Q: Why are exits so important in EIS and SEIS investing?

Exits are ultimately how investors realise value. Although EIS/SEIS can be the highest-performing part of a portfolio, they are illiquid asset classes. Without exits, investors are simply left holding an illiquid asset indefinitely. Regular exits – whether small or large – are essential to delivering returns.

Q: How long does it typically take for a company to reach an exit?

While unpredictable, the average expected life is around seven years. Some companies exit earlier, while others take much longer. Kealan notes an example that took eight-and-a-half years, and another recent exit where SEIS investors exited after five years.

Q: Do failures count as exits?

Yes. Failures are a form of exit, and investors must expect some. The generous tax incentives exist precisely because early-stage venture investing carries failures. A manager’s real track record should be judged on cash in versus cash out, not simply on the number of successful exits.

Q: What is a typical failure rate in venture capital?

Many venture funds experience failure rates of 50% or more. Symvan Capital claims a rate of less than 10%, which is low by market standards, but good exits are still necessary to offset any losses.

Q: What is a trade sale?

A trade sale is when a company is sold to another, usually larger, business in a related industry.

Q: What do investors receive in a trade sale – cash or shares?

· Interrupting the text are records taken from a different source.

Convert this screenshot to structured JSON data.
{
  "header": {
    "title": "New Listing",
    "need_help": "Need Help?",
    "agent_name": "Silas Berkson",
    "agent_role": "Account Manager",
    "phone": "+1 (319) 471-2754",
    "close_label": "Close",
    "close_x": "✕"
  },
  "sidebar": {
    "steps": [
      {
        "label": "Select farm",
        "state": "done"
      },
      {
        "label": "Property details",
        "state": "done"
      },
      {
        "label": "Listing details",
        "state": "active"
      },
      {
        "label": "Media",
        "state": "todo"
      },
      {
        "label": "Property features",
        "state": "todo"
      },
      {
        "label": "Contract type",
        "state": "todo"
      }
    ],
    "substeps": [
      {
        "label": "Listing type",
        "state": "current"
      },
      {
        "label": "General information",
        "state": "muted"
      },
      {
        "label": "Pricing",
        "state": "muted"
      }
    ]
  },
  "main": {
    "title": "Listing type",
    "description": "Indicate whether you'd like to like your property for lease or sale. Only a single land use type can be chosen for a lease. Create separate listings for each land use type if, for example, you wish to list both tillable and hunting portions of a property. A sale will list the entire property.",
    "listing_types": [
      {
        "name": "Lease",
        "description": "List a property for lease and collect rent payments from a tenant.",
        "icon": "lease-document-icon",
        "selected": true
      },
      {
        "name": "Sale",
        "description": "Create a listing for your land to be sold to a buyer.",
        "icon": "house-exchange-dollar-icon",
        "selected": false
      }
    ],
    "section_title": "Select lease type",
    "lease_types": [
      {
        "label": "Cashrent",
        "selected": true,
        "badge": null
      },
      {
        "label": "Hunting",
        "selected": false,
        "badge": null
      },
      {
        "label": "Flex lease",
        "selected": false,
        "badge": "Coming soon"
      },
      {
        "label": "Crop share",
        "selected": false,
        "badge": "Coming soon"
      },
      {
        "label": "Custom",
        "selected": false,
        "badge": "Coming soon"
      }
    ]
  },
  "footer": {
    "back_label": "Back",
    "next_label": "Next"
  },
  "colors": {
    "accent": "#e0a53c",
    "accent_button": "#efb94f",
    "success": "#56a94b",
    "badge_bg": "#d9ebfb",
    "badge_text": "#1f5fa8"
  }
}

It can be either or both: cash, which gives an immediate realised return, or shares in the acquiring firm, which could be listed (and therefore liquid) or unlisted (which may create another period of illiquidity). Sometimes structuring is required to manage EIS three-year rules and avoid creating unwanted tax liabilities.

Q: What is a secondary sale?

A secondary sale allows early investors to sell their shares to a new investor without a full company sale or IPO. These often occur during funding rounds when a new investor wants a larger stake than is available through primary issuance.

Q: Are secondary sales common?

They remain relatively uncommon at the early-stage end of the market but are increasing slowly. Stock exchanges and other private-market platforms are working on improving liquidity for venture-backed companies.

Q: What about initial public offerings (IPOs)?

IPOs are another exit route, but the UK IPO market – especially AIM – is far less active than in the 2000s. Many founders now look towards NASDAQ instead, attracted by higher valuations and deeper liquidity. Biotech remains one of the few sectors where AIM is still a viable option.

Q: What should investors look for when assessing a manager’s exit track record?

  • Timing: You don’t want to wait 12–15 years for liquidity.
  • Consistency: Evidence that the manager has repeated exits rather than isolated successes.
  • Handling of tax rules: Particularly the EIS three-year rule, which can affect how exits are structured.
  • Sector diversification: A fund’s sector focus should complement an investor’s broader portfolio.

Q: How significant are the tax benefits when an exit occurs?

They’re an essential part of the return. Gains on EIS/SEIS shares are tax-free after three years, which can materially boost post-tax performance compared with listed equities. Even an early exit at 2× or 3× can generate an attractive outcome once tax relief is factored in.

Disclaimer

Please note this podcast/interview does not constitute a financial promotion and is provided for informational purposes and should not be construed as an invitation or offer to buy or sell any investments. Please be aware that investments into unquoted companies are high risk, long term and illiquid investments.  Your capital is at risk. Past performance is not a reliable indicator of future performance.  Target returns are not guaranteed and forward looking statements are illustrative only and must not be relied upon. Investors should only invest on the basis of reading the full offer documentation. Listeners must make their own independent decisions and obtain their own independent advice regarding any information, projects, securities, tax treatment or financial instruments mentioned herein.